Transmissions

It's the Geekiest Place on Earth, But We've Learned Nothing

by Dragorn

I've been feeling nostalgic of late.

Fourteen years ago (wow, I guess that makes me old?), I went to Disney as a trip just before leaving for college.  At Epcot, they had an exhibit of... the Internet!

A shocking and usual experience for most of the visitors, I'm sure.  But, being a savvy teenager with a modem, I was already used to the wonders of the mid-nineties web (horrible color schemes, "under construction" icons, and animated GIFs, as I recall).  Disney had a link that was a bit faster than my 2 kbps modem though, which was nice.

There had just been talk of someone making an emulator that actually let you play Super Nintendo games on a PC.  I doubt my 25 MHz system could have handled it, but it was a pretty mind-blowing idea.

Soon I'll be going back to Disney for my honeymoon.

This time I've got a Super Nintendo emulator on my phone, a technology which I suppose existed then, but wasn't even on my radar since no one I knew was important enough to have a suitcase phone in their convertible (in my mind, anyone with one of those automatically becomes Miami Vice).  I've got 600 times more storage than my combined hard drives at the time.

We've got a lot of flashy toys now, but it also makes me realize in a lot of important ways, we've solved almost nothing about one of the most important aspects of the user experience: how not to get owned.

Even worse, everyone is online now.  What haven't we solved?

Plaintext everywhere.  We've gone from "Telnet is fine" to "You should use SSH" but we're nowhere near the point where all of our communication lines are protected.  I'm not even sure we could confidently say the majority of our communication is protected.  Let's not even address questions about the stability of the SSL trust model or user behavior.  (Firefox trusts how many authorities, any of which could be colluding or simply have been hacked to issue certificates for any domain?)  Twitter is just beginning to roll out SSL-by-default.  Email clients still tend to default to plaintext.  Android has an option to blindly accept any SSL cert without asking, even if it's not valid.  Who knows how many software packages update in the background over plaintext?

Cellphone interception.  "Don't use your mobile near New York City - it'll get cloned."  Instead of protecting cell phones with properly strong encryption and authentication, we've protected them with... legislation.  GSM makes some attempts at protecting the device, but it's been defeated, and defeated for less than $2000 (USRP - look it up).  If you ever trusted the cell network, you probably can't anymore in a lot of cases.  The panic over a possible hostile cell network at the latest DEFCON should wake up anyone who still had any illusions over GSM security; even if the claims are bogus (and they strike me as highly questionable), there's enough truth to the risk to be really scary.

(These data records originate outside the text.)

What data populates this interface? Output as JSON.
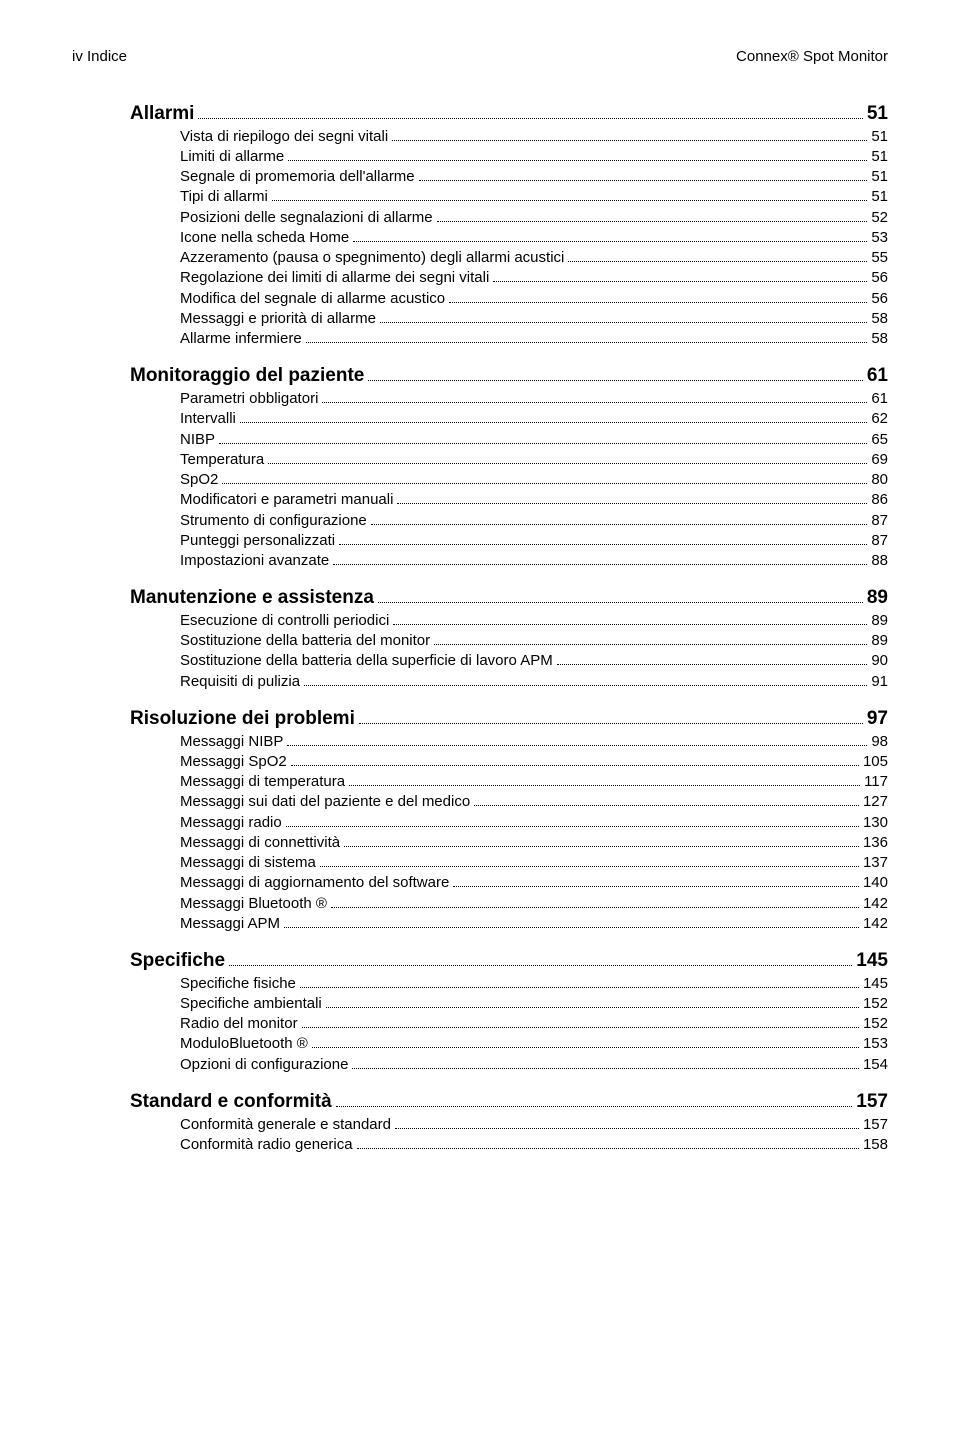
{
  "header": {
    "left": "iv Indice",
    "right": "Connex® Spot Monitor"
  },
  "sections": [
    {
      "title": "Allarmi",
      "page": "51",
      "items": [
        {
          "label": "Vista di riepilogo dei segni vitali",
          "page": "51"
        },
        {
          "label": "Limiti di allarme",
          "page": "51"
        },
        {
          "label": "Segnale di promemoria dell'allarme",
          "page": "51"
        },
        {
          "label": "Tipi di allarmi",
          "page": "51"
        },
        {
          "label": "Posizioni delle segnalazioni di allarme",
          "page": "52"
        },
        {
          "label": "Icone nella scheda Home",
          "page": "53"
        },
        {
          "label": "Azzeramento (pausa o spegnimento) degli allarmi acustici",
          "page": "55"
        },
        {
          "label": "Regolazione dei limiti di allarme dei segni vitali",
          "page": "56"
        },
        {
          "label": "Modifica del segnale di allarme acustico",
          "page": "56"
        },
        {
          "label": "Messaggi e priorità di allarme",
          "page": "58"
        },
        {
          "label": "Allarme infermiere",
          "page": "58"
        }
      ]
    },
    {
      "title": "Monitoraggio del paziente",
      "page": "61",
      "items": [
        {
          "label": "Parametri obbligatori",
          "page": "61"
        },
        {
          "label": "Intervalli",
          "page": "62"
        },
        {
          "label": "NIBP",
          "page": "65"
        },
        {
          "label": "Temperatura",
          "page": "69"
        },
        {
          "label": "SpO2",
          "page": "80"
        },
        {
          "label": "Modificatori e parametri manuali",
          "page": "86"
        },
        {
          "label": "Strumento di configurazione",
          "page": "87"
        },
        {
          "label": "Punteggi personalizzati",
          "page": "87"
        },
        {
          "label": "Impostazioni avanzate",
          "page": "88"
        }
      ]
    },
    {
      "title": "Manutenzione e assistenza",
      "page": "89",
      "items": [
        {
          "label": "Esecuzione di controlli periodici",
          "page": "89"
        },
        {
          "label": "Sostituzione della batteria del monitor",
          "page": "89"
        },
        {
          "label": "Sostituzione della batteria della superficie di lavoro APM",
          "page": "90"
        },
        {
          "label": "Requisiti di pulizia",
          "page": "91"
        }
      ]
    },
    {
      "title": "Risoluzione dei problemi",
      "page": "97",
      "items": [
        {
          "label": "Messaggi NIBP",
          "page": "98"
        },
        {
          "label": "Messaggi SpO2",
          "page": "105"
        },
        {
          "label": "Messaggi di temperatura",
          "page": "117"
        },
        {
          "label": "Messaggi sui dati del paziente e del medico",
          "page": "127"
        },
        {
          "label": "Messaggi radio",
          "page": "130"
        },
        {
          "label": "Messaggi di connettività",
          "page": "136"
        },
        {
          "label": "Messaggi di sistema",
          "page": "137"
        },
        {
          "label": "Messaggi di aggiornamento del software",
          "page": "140"
        },
        {
          "label": "Messaggi Bluetooth ®",
          "page": "142"
        },
        {
          "label": "Messaggi APM",
          "page": "142"
        }
      ]
    },
    {
      "title": "Specifiche",
      "page": "145",
      "items": [
        {
          "label": "Specifiche fisiche",
          "page": "145"
        },
        {
          "label": "Specifiche ambientali",
          "page": "152"
        },
        {
          "label": "Radio del monitor",
          "page": "152"
        },
        {
          "label": "ModuloBluetooth ®",
          "page": "153"
        },
        {
          "label": "Opzioni di configurazione",
          "page": "154"
        }
      ]
    },
    {
      "title": "Standard e conformità",
      "page": "157",
      "items": [
        {
          "label": "Conformità generale e standard",
          "page": "157"
        },
        {
          "label": "Conformità radio generica",
          "page": "158"
        }
      ]
    }
  ]
}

Redundancy.  The Slashdot effect used to take out any server hosting a project featured.  Now we wait for the cloud services to do that for us when they fall down and take out hundreds or thousands of sites across the net.  When the Amazon cloud stumbled this spring, thousands of sites stopped working properly, or entirely.  We've decentralized content to centralized providers.  What are we thinking?

User education.  Your parents probably didn't know what "untrusted certificate" meant in the 1990s, and they probably still don't know now.  Security is hard, but it seems like we haven't made a lot of progress towards making it any better.  People just want to get to content and tend to accept anything in the hopes the problem will go away.

More aggravatingly, we've actually gone backwards in security.  Increased complexity and tacked-on features make previously simple applications like email a hotbed of vulnerabilities.  Hoax emails in the 1990s claiming to infect you simply by reading an email became completely plausible thanks to bugs in Exchange and other clients

We're going in the wrong direction, and it seems like a responsibility for all of us to try to reverse this trend:

Error messages need to be concise.  The "correct" decision needs to be obvious to novice users.  Flooding the user UAP-style isn't going to help, and giving no control other than "access to do anything as root" or "no access" probably isn't the answer either.

Stop having buffer overflows.  Seriously.  Stop it.  It's not that hard to bounds check.  Stop writing Wi-Fi drivers which assume that because the spec says 32 characters, you'd never see a packet with more.  Just stop.

Use encryption.  Use it.  Use it for everything your application does.  Crypto is cheap on today's computers.

Don't homebrew encryption.  You'll almost definitely do it wrong.

Time to finish preparing for a week of child robot simulacrum performing slave labor.  I think I'll try to avoid even bringing a laptop.

I can play SNES on my phone just fine.